Memory technology has progressed considerably in recent years. Since the operational speed and the manipulation data amount of a central processing unit (CPU) is increasing, the performance of a memory cell is increasing at the same time. For example, high speed erasing is a popular method for improving the performance of a memory. Volatile storage memories such as random access memory (RAM) is widely used in computer nowadays. But the stored data vanishes due to the power break off. Another nonvolatile storage memories such as mask read only memory (Mask ROM), erasable programmable ROM (EPROM), or electrically erasable programmable ROM (EEPROM) will not lost the stored messages when lack of power and will be better for some specific usage.
Flash memories are also a nonvolatile storage memory with similar structure as EEPROMs. They have a very high speed erasing feature in either an overall region or a local region thereof, therefore they are very popular in the computer field also. For example, they are used to replace the read-only memories to store the firmware such as BIOS (basic input/output system). The users can easily update their BIOS by rewriting the flash memory.
Conventional flash memory cells have a double or triple layer of polysilicon structure. The upper most polysilicon layer is patterned to form the control gates and the word lines of the structure, and the second polysilicon layer is patterned to form the floating gates as a double layer structure. A third polysilicon layer is patterned as select gates to form the triple layer polysilicon structure. No matter what the structures of the flash memories are, the characteristic of tunnel oxide layer between the substrate and the floating gate is a key factor for the operation of flash memories.
Although the scale down of devices is the trend for semiconductor fabrication, the flash memories cannot scale down the thickness of tunnel oxide in order to avoid leakage current problem. For example, the thickness of tunnel oxide between about 90 to 100 angstroms will be used in 1.0 .mu.m generation as well as 0.25 .mu.m generation.

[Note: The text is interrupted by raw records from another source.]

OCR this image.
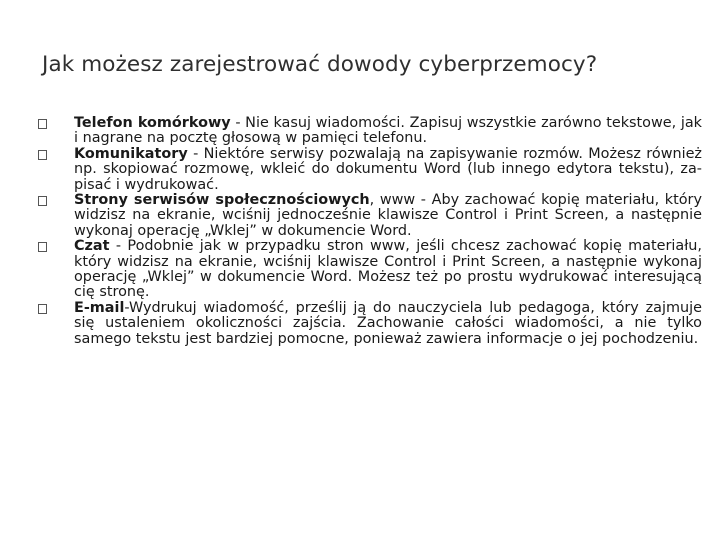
Jak możesz zarejestrować dowody cyberprzemocy?
Telefon komórkowy - Nie kasuj wiadomości. Zapisuj wszystkie zarówno tekstowe, jak i nagrane na pocztę głosową w pamięci telefonu.
Komunikatory - Niektóre serwisy pozwalają na zapisywanie rozmów. Możesz również np. skopiować rozmowę, wkleić do dokumentu Word (lub innego edytora tekstu), za-pisać i wydrukować.
Strony serwisów społecznościowych, www - Aby zachować kopię materiału, który widzisz na ekranie, wciśnij jednocześnie klawisze Control i Print Screen, a następnie wykonaj operację „Wklej” w dokumencie Word.
Czat - Podobnie jak w przypadku stron www, jeśli chcesz zachować kopię materiału, który widzisz na ekranie, wciśnij klawisze Control i Print Screen, a następnie wykonaj operację „Wklej” w dokumencie Word. Możesz też po prostu wydrukować interesującą cię stronę.
E-mail-Wydrukuj wiadomość, prześlij ją do nauczyciela lub pedagoga, który zajmuje się ustaleniem okoliczności zajścia. Zachowanie całości wiadomości, a nie tylko samego tekstu jest bardziej pomocne, ponieważ zawiera informacje o jej pochodzeniu.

Alternatively, there are configurations of single-poly flash memories together with logic circuitry. When embedding memory cells into a standard logic process, it is desirable to do so without changing the single-poly process typically used in the fabrication of the logic circuitry. This desire has led to the development of a single-poly flash memory cell having the same N+ source and drain regions formed in a P type substrate. An N diffusion region formed in the P type substrate serves as the control gate and is capacitively coupled to the floating gate via a thin oxide layer. That is, tunnel oxide layer. Since the control gate and floating gate of this singly-poly flash cell form a capacitor in a manner similar to that of the more traditional stacked-gate, double-poly, or triple-poly flash cells, the single-poly flash cell is programmed, erased, and read in a manner similar to that of the conventional flash cell.
Furthermore, when we fabricate the semiconductor devices above 0.5 .mu.m generation, the thickness of gate oxide layer of the logic cell is thicker than tunnel oxide layer of embedded flash cell. Accordingly, the tunnel oxide layer of embedded flash cell can be grown last together with the gate oxide layer of the logic cell. A high quality tunnel oxide layer can be achieved easily due to one step processing. Nevertheless, when the periphery logic cell is scale down due to cost saving and lower power consumption, the thickness of gate oxide layer can be formed from, for example, about 130 A at 0.5 .mu.m generation and reduced to about 70 A at 0.35 .mu.m generation. The typical thickness of the logic gate oxide layer at 0.35 .mu.m generation is thinner than the normal tunnel oxide layer thickness (between about 90.about.100 angstroms) and the tunnel oxide last grown would not work. Prior art techniques introduce composite tunnel oxide to solve this problem but it will degrade the quality and cycling performance of tunnel oxide. Another approach is to compromise the periphery circuit performance and use the thicker gate oxide. (e.g. 95 A) To compromise between the logic cell and the flash cell, the standard logic cell library cannot be implemented since it is not a truly embedded flash cell.